Our study demonstrated that deficiency of NLRP3 reduces the incidence and the severity of venous thrombosis with platelet NLRP3 playing a predominant role, indicating that NLRP3 might be a therapeutic target for the treatment of venous thrombosis.
炎症诱导的静脉内皮损伤是深静脉血栓形成(DVT)的首要触发因素。我们之前表明NLRP3调节血小板功能和动脉血栓形成。然而,血小板NLRP3是否参与静脉血栓形成仍不清楚。
在本研究中,我们旨在通过使用NLRP3基因敲除小鼠和血小板特异性NLRP3基因敲除小鼠来研究NLRP3在静脉血栓形成中的作用。
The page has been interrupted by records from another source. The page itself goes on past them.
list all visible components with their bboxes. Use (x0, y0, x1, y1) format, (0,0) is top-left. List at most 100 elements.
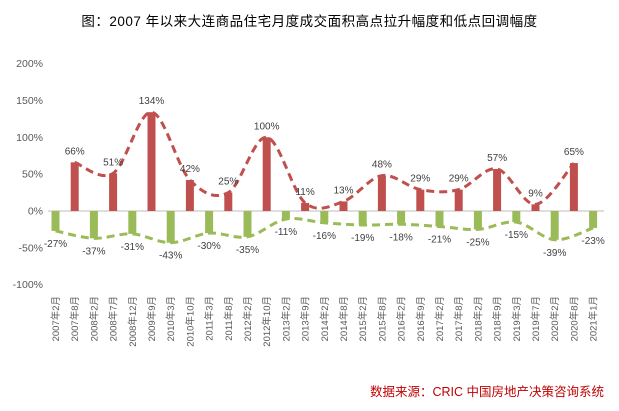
x-axis-label: 2015年8月 (376, 296, 388, 341)
x-axis-label: 2018年2月 (472, 296, 484, 341)
x-axis-label: 2010年3月 (165, 296, 177, 341)
data-label: 25% (218, 177, 238, 188)
x-axis-label: 2014年8月 (338, 296, 350, 341)
y-axis-label: 50% (22, 169, 43, 181)
x-axis-label: 2021年1月 (588, 296, 600, 341)
data-label: -23% (581, 236, 604, 247)
x-axis-label: 2012年10月 (261, 296, 273, 347)
data-label: 134% (139, 96, 165, 107)
x-axis-label: 2019年3月 (511, 296, 523, 341)
peak-bar (301, 202, 310, 211)
peak-bar (569, 163, 578, 211)
x-axis-label: 2007年2月 (50, 296, 62, 341)
peak-bar (454, 189, 463, 211)
trough-bar (550, 211, 559, 240)
peak-bar (262, 137, 271, 211)
data-label: -31% (121, 242, 144, 253)
data-label: -18% (389, 232, 412, 243)
x-axis-label: 2017年2月 (434, 296, 446, 341)
peak-bar (185, 180, 194, 211)
peak-bar (109, 173, 118, 211)
y-axis-label: 200% (16, 58, 43, 70)
trough-bar (166, 211, 175, 243)
data-label: -19% (351, 233, 374, 244)
y-axis-label: 150% (16, 95, 43, 107)
x-axis-label: 2018年9月 (492, 296, 504, 341)
data-label: 57% (487, 153, 507, 164)
data-label: 29% (449, 174, 469, 185)
data-label: 9% (528, 188, 543, 199)
data-label: -39% (543, 248, 566, 259)
peak-bar (147, 112, 156, 211)
trough-bar (589, 211, 598, 228)
trough-trend-line (55, 217, 594, 245)
data-label: 13% (333, 185, 353, 196)
x-axis-label: 2020年2月 (549, 296, 561, 341)
trough-bar (89, 211, 98, 239)
trough-bar (320, 211, 329, 223)
data-label: 29% (410, 174, 430, 185)
peak-bar (70, 162, 79, 211)
x-axis-label: 2008年2月 (88, 296, 100, 341)
trough-bar (473, 211, 482, 230)
data-label: -11% (275, 227, 298, 238)
data-label: 48% (372, 160, 392, 171)
y-axis-label: 0% (28, 206, 43, 218)
x-axis-label: 2011年8月 (223, 296, 235, 341)
data-label: -21% (428, 234, 451, 245)
trough-bar (243, 211, 252, 237)
x-axis-label: 2015年2月 (357, 296, 369, 341)
data-label: -43% (159, 251, 182, 262)
peak-bar (339, 201, 348, 211)
x-axis-label: 2008年7月 (108, 296, 120, 341)
x-axis-label: 2017年8月 (453, 296, 465, 341)
trough-bar (397, 211, 406, 225)
trough-bar (51, 211, 60, 231)
trough-bar (128, 211, 137, 234)
peak-trend-line (74, 110, 576, 210)
data-label: -27% (44, 239, 67, 250)
x-axis-label: 2009年9月 (146, 296, 158, 341)
x-axis-label: 2020年8月 (568, 296, 580, 341)
data-label: -16% (313, 231, 336, 242)
chart-title: 图：2007 年以来大连商品住宅月度成交面积高点拉升幅度和低点回调幅度 (81, 14, 538, 29)
x-axis-label: 2013年2月 (280, 296, 292, 341)
data-label: 66% (65, 146, 85, 157)
peak-bar (377, 175, 386, 211)
trough-bar (512, 211, 521, 223)
x-axis-label: 2016年9月 (415, 296, 427, 341)
data-label: 51% (103, 157, 123, 168)
x-axis-label: 2008年12月 (127, 296, 139, 347)
y-axis-label: 100% (16, 132, 43, 144)
trough-bar (281, 211, 290, 220)
data-label: 100% (254, 121, 280, 132)
trough-bar (435, 211, 444, 227)
x-axis-label: 2014年2月 (319, 296, 331, 341)
x-axis-label: 2010年10月 (184, 296, 196, 347)
data-label: 42% (180, 164, 200, 175)
data-label: 65% (564, 147, 584, 158)
peak-bar (416, 189, 425, 211)
data-label: 11% (295, 187, 314, 198)
x-axis-label: 2013年9月 (300, 296, 312, 341)
x-axis-label: 2016年2月 (396, 296, 408, 341)
data-label: -25% (466, 237, 489, 248)
x-axis-label: 2019年7月 (530, 296, 542, 341)
data-label: -30% (197, 241, 220, 252)
y-axis-label: -100% (13, 279, 43, 291)
peak-bar (493, 168, 502, 211)
peak-bar (224, 192, 233, 211)
data-label: -37% (82, 246, 105, 257)
x-axis-label: 2011年3月 (204, 296, 216, 341)
trough-bar (205, 211, 214, 234)
data-label: -35% (236, 245, 259, 256)
x-axis-label: 2012年2月 (242, 296, 254, 341)
data-source-note: 数据来源：CRIC 中国房地产决策咨询系统 (369, 385, 604, 399)
data-label: -15% (505, 230, 528, 241)
peak-bar (531, 204, 540, 211)
trough-bar (358, 211, 367, 226)
x-axis-label: 2007年8月 (69, 296, 81, 341)
y-axis-label: -50% (18, 242, 43, 254)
通过结扎下腔静脉建立DVT模型。结扎48小时后,切除下腔静脉样本以测量血栓长度和重量,通过免疫荧光染色检测血小板、中性粒细胞、单核细胞的募集以及中性粒细胞胞外陷阱(NET)的形成。
NLRP3缺乏降低了静脉血栓形成的发生率和严重程度,抑制了血小板、中性粒细胞和单核细胞在静脉血栓中的募集和聚集,并减少了NET形成以及白细胞介素(IL)-1β和IL-18的释放。此外,血小板NLRP3是静脉血栓中IL-1β升高的主要来源,将血小板过继转移至NLRP3基因敲除小鼠可增加血栓中IL-1β水平并促进静脉血栓形成和NET形成。而且,血小板NLRP3缺乏抑制了体外活化血小板诱导的NET形成。
我们的研究表明,NLRP3缺乏降低了静脉血栓形成的发生率和严重程度,其中血小板NLRP3起主要作用,这表明NLRP3可能是治疗静脉血栓形成的一个治疗靶点。